Zurück zur Urzeit
Endlich machen wir uns auf den Weg Richtung Westen. Myvatn ist unser abendliches Ziel. Die Ringstraße zieht sich endlos durch Täler, niedere und hohe, über eine Hochebene, die sich durch spärliche Schafzucht auszeichnet und prompt verfehlen wir die Strasse, die uns zu einem netten Seelein mit einem netten Café in einem netten renovierten Torfhäuschen geführt hätte. Stattdessen finden wir uns – ganz touristengerecht, aber völlig deprimierend, in einem Déjà-vu Erlebnis wieder. Schwarze Hügel ragen düster beidseits der Strasse, die sich wie ein trauriges Band durch schwarzes Geröll windet. Keine Schafe, kein Blümchen, ja nicht mal Moos. Islands Vergangenheit hat uns wieder eingeholt.

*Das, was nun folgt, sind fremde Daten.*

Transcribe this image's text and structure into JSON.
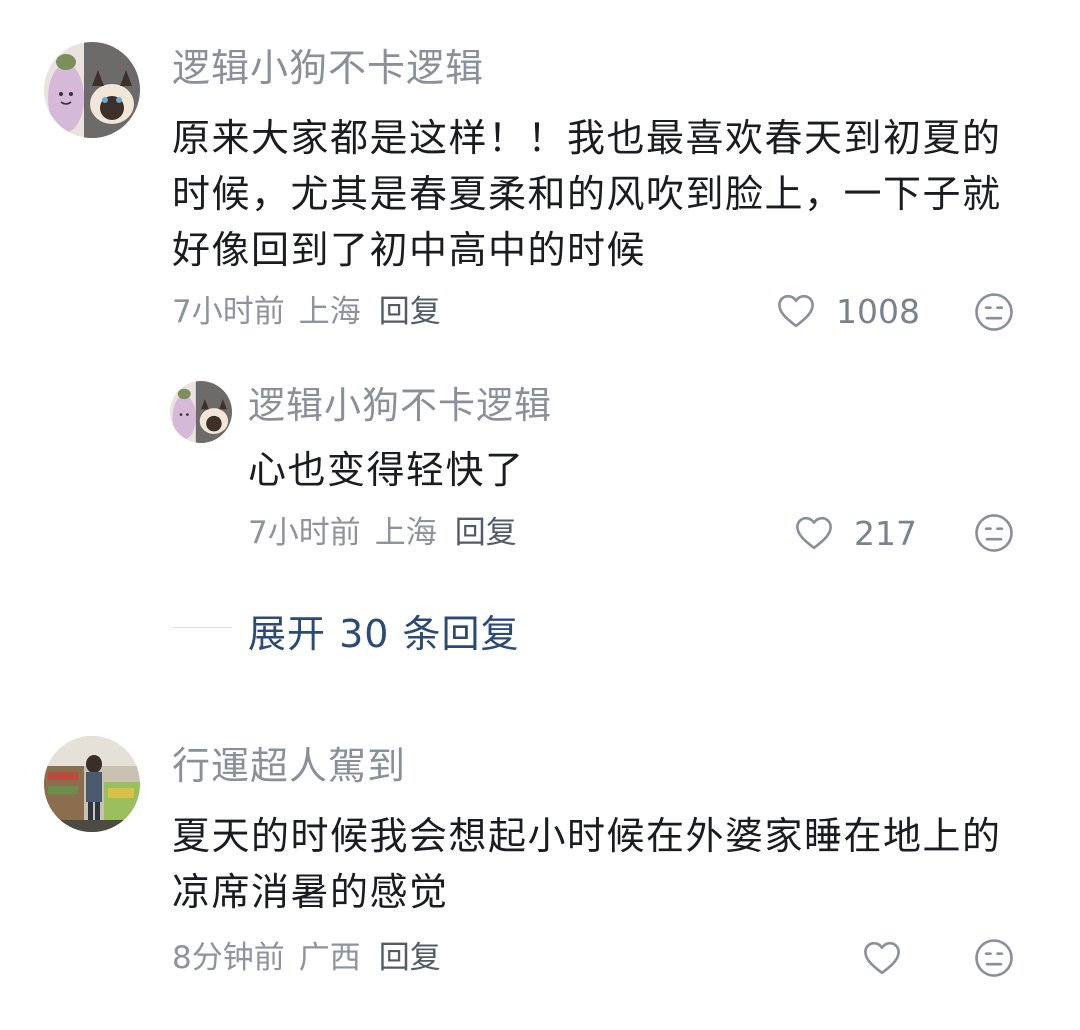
{
  "comments": [
    {
      "username": "逻辑小狗不卡逻辑",
      "text": "原来大家都是这样！！我也最喜欢春天到初夏的时候，尤其是春夏柔和的风吹到脸上，一下子就好像回到了初中高中的时候",
      "time": "7小时前",
      "location": "上海",
      "reply_label": "回复",
      "like_count": "1008",
      "reply": {
        "username": "逻辑小狗不卡逻辑",
        "text": "心也变得轻快了",
        "time": "7小时前",
        "location": "上海",
        "reply_label": "回复",
        "like_count": "217"
      },
      "expand_label": "展开 30 条回复"
    },
    {
      "username": "行運超人駕到",
      "text": "夏天的时候我会想起小时候在外婆家睡在地上的凉席消暑的感觉",
      "time": "8分钟前",
      "location": "广西",
      "reply_label": "回复",
      "like_count": ""
    }
  ],
  "icons": {
    "like": "heart-outline-icon",
    "dislike": "meh-face-icon"
  },
  "colors": {
    "username": "#8a8f99",
    "text": "#1a1c21",
    "meta": "#8e939c",
    "expand": "#2b4a78"
  }
}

Und als es Kilometer weiter endlich wieder schwach zu grünen beginnt, lassen wir uns vom grossen Plakat an der Strasse verführen: Coffee & Cake! Vier Kilometer auf staubiger Piste und dann ein einsames Farmhaus, davor einige Autos, Pferde, ein Schneemobil und hinter dem Rasen flattert die Bettwäsche fröhlich in der eisigen Sonne. Wir treten ein … und sind bei den Leute zu Hause. Ein Raum, drei Tische mit Stühlen, bunt zusammengewürfelt, auf der Anrichte eine Thermosflasche isländischen Kaffees, Becher vollgestopft mit Besteck und zum Kaffee ein Stück selbst gemachter Rhabarberkuchen. Aus dem Raum der Blick in drei Schlafzimmer, karg eingerichtet, weiß bezogen, bereit für einsame Reisende auf der Suche nach Schutz in diesem isländischen Outback. Wir müssen weiter, nicht ohne die einzige Katze ganz Islands begrüsst zu haben und sind sicher: Das war’s also. Die nächste Stunde ist nichts mehr zu erwarten.
Die Überraschung kommt ohne Vorwarnung. Die Berge ragen um uns wie immer, braun und beinahe vegetationslos.
«Dort!» ruft die Bebbin plötzlich. Im Schreck tritt der Meenzer, der nebenbei bemerkt, die ganze Zeit als Fahrer fungieren darf und das mit Bravour, scharf auf die Bremse. Ein Hintermann hätte uns etwas gekostet, aber Verkehr ist in Island ein Gerücht. Als hielte sich der Berg für einen Schornstein, steigt aus seiner Flanke weißer Rauch auf.
Und dort! Näher an uns dampft die Erde und wir sehen: Wir sind nicht die Ersten. Eine Nase voll genommen und alles ist klar. Aus zahlreichen Ritzen steigt Dampf empor, unter hohem Druck auf 200° C erhitzt, die halbe Gegend ist wie ein schlecht geschlossener Dampfkochtopf. Schlamm blubbert, es zischt und stinkt zum Himmel.
Der Boden ist gelb und brüchig. Wir können unser Glück nicht fassen. Und kein Wort davon im Reiseführer. Eine Sekunde lang erwägt die Bebbin, sich beim Reisebüro zu beschweren. Aber das Schauspiel ist für solche Kleinigkeiten einfach zu großartig.
Die Befürchtung, eine ereignislose Fahrt zu haben, hat sich definitiv in Dampf aufgelöst und so erreichen wir nach langer Fahrt endlich die gemütliche Farm in Laugar, die uns für einige Tage beherbergen wird.